Lizzie and I (along with her dog Satchel) drove over to Avebury. The drive took longer than expected due to a faulty GPS system, which led us in the opposite direction, and a shocking lack of signs pointing to our destination. But, it was a lovely drive. I didn’t mind the extra time in the car because it gave me a chance to see England.
The average person outside of England hasn’t heard of Avebury. It’s a shame too because in my opinion it is far more impressive. Unlike Stonehenge which requires a ticket and doesn’t allow you to get close enough to the stones to touch, Avebury is free and allows you to get as close as you want to the rocks. This openness makes it feel as though it is much more natural for the stones to be there and less like you’re walking through an amusement park. Aside from feeling more natural, it is also larger. The stone themselves are not large, but the overall size of the circle is huge.

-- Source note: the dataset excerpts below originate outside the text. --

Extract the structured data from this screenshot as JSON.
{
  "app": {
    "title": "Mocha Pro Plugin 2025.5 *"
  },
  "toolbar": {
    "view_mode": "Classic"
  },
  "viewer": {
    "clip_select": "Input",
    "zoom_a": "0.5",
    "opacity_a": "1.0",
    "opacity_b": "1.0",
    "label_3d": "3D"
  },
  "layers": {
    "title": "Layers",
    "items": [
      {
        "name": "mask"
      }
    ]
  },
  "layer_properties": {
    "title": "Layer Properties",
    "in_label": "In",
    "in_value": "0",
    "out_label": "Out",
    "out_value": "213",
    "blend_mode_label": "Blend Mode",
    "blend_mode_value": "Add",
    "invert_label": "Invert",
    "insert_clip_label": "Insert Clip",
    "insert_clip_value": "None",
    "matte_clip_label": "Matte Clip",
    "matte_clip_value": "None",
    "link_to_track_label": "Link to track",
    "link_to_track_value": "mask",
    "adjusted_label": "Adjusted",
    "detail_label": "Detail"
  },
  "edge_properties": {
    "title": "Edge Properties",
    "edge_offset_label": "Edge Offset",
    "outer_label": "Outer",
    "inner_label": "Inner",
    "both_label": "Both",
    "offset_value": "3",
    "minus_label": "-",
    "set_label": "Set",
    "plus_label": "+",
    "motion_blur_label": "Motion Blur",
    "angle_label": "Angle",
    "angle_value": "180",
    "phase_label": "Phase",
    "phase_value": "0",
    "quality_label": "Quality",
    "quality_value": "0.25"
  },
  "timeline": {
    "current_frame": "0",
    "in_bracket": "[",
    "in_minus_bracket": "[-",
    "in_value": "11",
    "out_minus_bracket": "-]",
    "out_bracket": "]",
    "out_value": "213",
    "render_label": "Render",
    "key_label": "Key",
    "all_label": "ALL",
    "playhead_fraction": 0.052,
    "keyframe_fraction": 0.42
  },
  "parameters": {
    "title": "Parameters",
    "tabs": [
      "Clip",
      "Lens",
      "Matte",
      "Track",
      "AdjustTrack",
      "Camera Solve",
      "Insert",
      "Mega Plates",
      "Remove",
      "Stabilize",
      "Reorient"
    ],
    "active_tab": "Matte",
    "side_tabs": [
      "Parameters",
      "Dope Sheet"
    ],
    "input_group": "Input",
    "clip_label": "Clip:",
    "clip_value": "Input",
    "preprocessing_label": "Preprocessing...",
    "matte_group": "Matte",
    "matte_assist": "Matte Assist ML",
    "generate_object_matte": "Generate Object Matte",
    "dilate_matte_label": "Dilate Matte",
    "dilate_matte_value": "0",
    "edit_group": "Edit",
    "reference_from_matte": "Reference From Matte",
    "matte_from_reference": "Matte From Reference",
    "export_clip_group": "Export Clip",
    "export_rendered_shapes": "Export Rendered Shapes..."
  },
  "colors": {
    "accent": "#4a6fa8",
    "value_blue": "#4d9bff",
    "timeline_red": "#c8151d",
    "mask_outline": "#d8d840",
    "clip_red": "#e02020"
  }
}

We spent time simply wandering around the circle. Staring at the unique formations and placement. Realizing the skill it must have taken long before machinery to place the stones. We paused occasionally to take a few cheesy photographs of me next to the stones pretending to push them up and a handful of photographs of the grazing sheep.
Avebury hasn’t had the easiest past. In the 18th and 19th century locals began destroying and burying the stones because it was believed they were linked to paganism. It wasn’t until the early 1900s that they were unearthed and returned to their original spots above the surface. The tragic history of the stones mimics how the English opinions about the occult and religious have changed over the years. It makes the history of Avebury tied to the history of the English culture.
Most people go to Avebury to see the stones. As a result they tumble upon the rest of the charming little town and its historic mansion. We perused the little gift shop located in what appeared to be an old church. We didn’t go into many of the buildings around the village, because we had Satchel, but I poked my head into the tiny old church, small and quaint. The little Dovecote on the property, a stone structure, looks like it could be Hagrid’s cottage from Harry Potter.
It should be a relief to know that despite my desire to go to Avebury, I did make it to Stonehenge. I didn’t go in. We drove past, hopped out of the car and stared at it through the fence. It is impressive. It’s giant and unyielding. At the same time, I don’t think it is worth the high entrance fee to walk in and wander around on a green rug like I’m being herded through cattle gates.
No matter if it is Stonehenge or Avebury, the stone circles that dot the English countryside are fascinating. They add to England, providing another level to the English culture and history.